UT RESOURCES
  • Miriam Bodian, Department of History
  • Dr. Bodian is a Professor in the Department of History, specializing in the Spanish and Portuguese Inquisitions, post-Expulsion Sephardic Jewry and Jews and the Reformation. She teaches courses on Jewish Martyrdom, The Church and the Jews, The Spanish Inquisition, Early Modern Jewish History, Medieval Jewish History, and Modern Jewish History. She received her PhD in Jewish history from the Hebrew University, Jerusalem in 1988.

  • Pascale Bos, Germanic Studies
  • Dr. Bos is an Associate Professor in the Department of Germanic Studies specializing in 20th-century Comparative Western European and US literature; cultural studies, gender and memory, autobiography, and the history, culture and literature of the Holocaust. Although her research focus is largely Western European, she teaches several courses connected to Eastern European Jewish History, including a Liberal Arts Honors course entitled, “Holocaust Aftereffects” and a Women’s and Gender Studies course entitled, “Women and the Holocaust”. She received her PhD in Comparative Literature from the University of Minnesota, Minneapolis.

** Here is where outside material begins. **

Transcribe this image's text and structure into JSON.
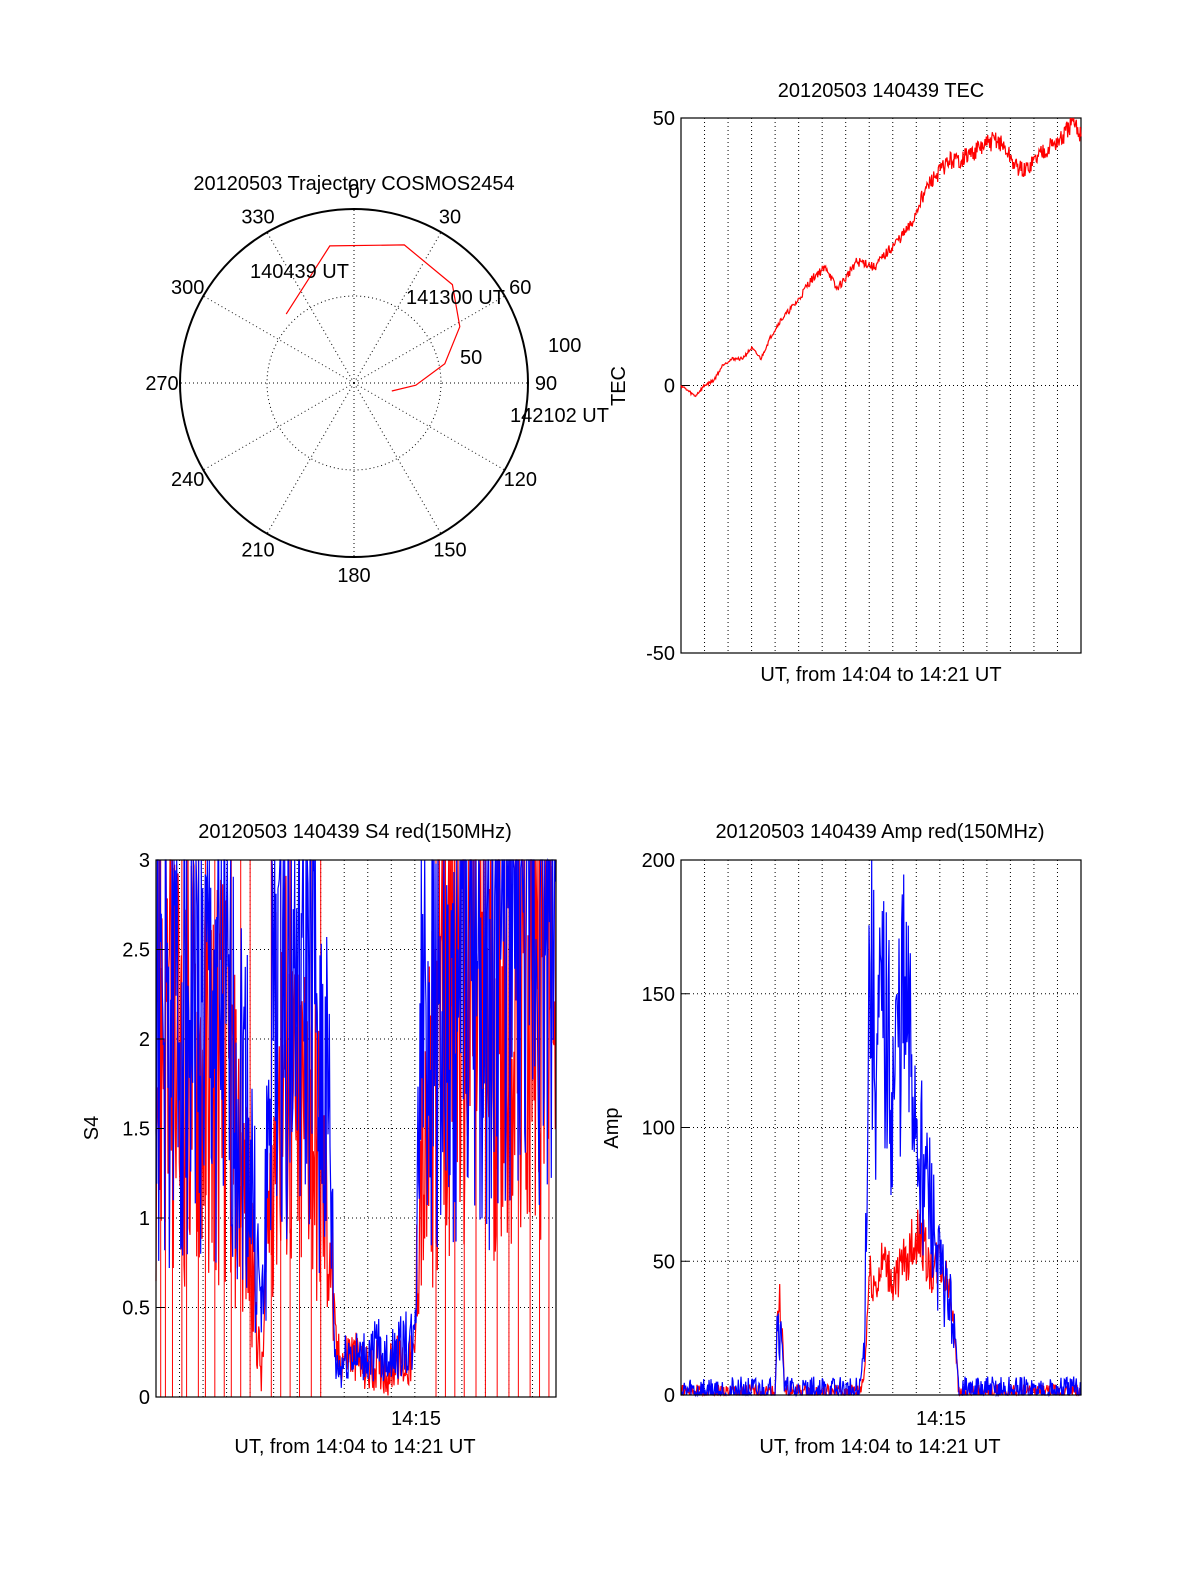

  • John Hoberman, Germanic Studies
  • Dr. Hoberman is the Chair of the Germanic Studies Department. Recently, his research has focused upon European cultural and intellectual history with special interests in Sportwissenschaft and the history of ideas about race. He has published several articles related to Eastern European Jewish History including, "Otto Weininger and the Critique of Jewish Masculinity." In Nancy A. Harrowitz and Barbara Hyams, eds. Jews & Gender: Responses to Otto Weininger (1995), and "'How Fiercely That Gentile Rides!': Jews, Horses, and Equestrian Style." In Jack M. Kugelmass, ed. Joining the Club: Jews, Sports and the Rites of Citizenship (2007). He also teaches an upper division Jewish Studies course on "Anti-Semitism in History and Literature." He received his PhD in Scandanavian Languages and Literature from the University of California, Berkeley in 1975.

  • Robert King, Department of Linguistics
  • Dr. King holds the Audre and Bernard Rapoport Chair of Liberal Arts at the University of Texas, where he has taught since 1965 in the departments of Linguistics, German, and Asian Studies. He was Founding Dean of Liberal Arts from 1979 until 1993. He has published widely on the Yiddish language as well as on linguistics and German, and on language and nationalism in India. He brought Isaac Bashevis Singer to the University of Texas in 1979 for a lecture, befriended him, and was instrumental in obtaining the Singer literary archive for the Harry Ransom Humanities Research Center at the University of Texas. He has taught various courses in the Jewish Studies Program and at the Dell Center such as: Jewish Languages in Jewish History; Jews in Modern Times (since 1789); History of Anti-Semitism; Israel-bashing; Yiddish Lilnguistics.

  • Tatjana Lichtenstein, Department of History
  • Dr. Lichtenstein is an assistant professor in the Department of History specializing in modern Eastern Europe. She holds degrees from University of Copenhagen, Brandeis University, and the University of Toronto. She is currently working on a book that looks at the Zionist movement in Czechoslovakia between the world wars focusing on ways in which nationalism served as a vehicle for Jews’ integration. Her research interests include twentieth century Jewish history with a focus on nationalism, minorities and state-building, and relations between Jews and non-Jews. She has published articles on interwar Zionism and Jews in Czechoslovakia in East European Jewish Affairs, the Simon Dubnow Institute’s Leipziger Beiträge zur jüdischen Geschichte und Kultur and The Cambridge Dictionary of Jewish History, Religion, and Culture. She teaches several courses related to the history of Eastern European Jews, including "East European Jews in the Modern World," and "WWII in Eastern Europe."

  • Mary Neuburger, Department of History
  • Dr. Neuburger is a Professor in the Department of History, with interests ranging from ethnicity and nationalism, to material culture, gender, consumption, and commodity history. Her specialty is in Bulgarian history and her first book was on Muslim populations, The Orient Within: Muslim Minorities and the Negotiation of Nationhood in Modern Bulgaria. Her interest in minority relations in the Eastern Europe, however, has led her to teach extensively on Jews of the region. She has published one article on the subject, “The Russo-Turkish War and the "Eastern Jewish Question": Encounters between Victims and Victors in Ottoman Bulgaria 1877-78,” Eastern European Jewish Studies 26 (1996): 53-66. In addition, Bulgarian Jews feature prominently in one of the chapters of her book in progress, Inhaling Modernity: Tobacco Production, Consumption, and Commerce in Bulgaria, 1859-1989.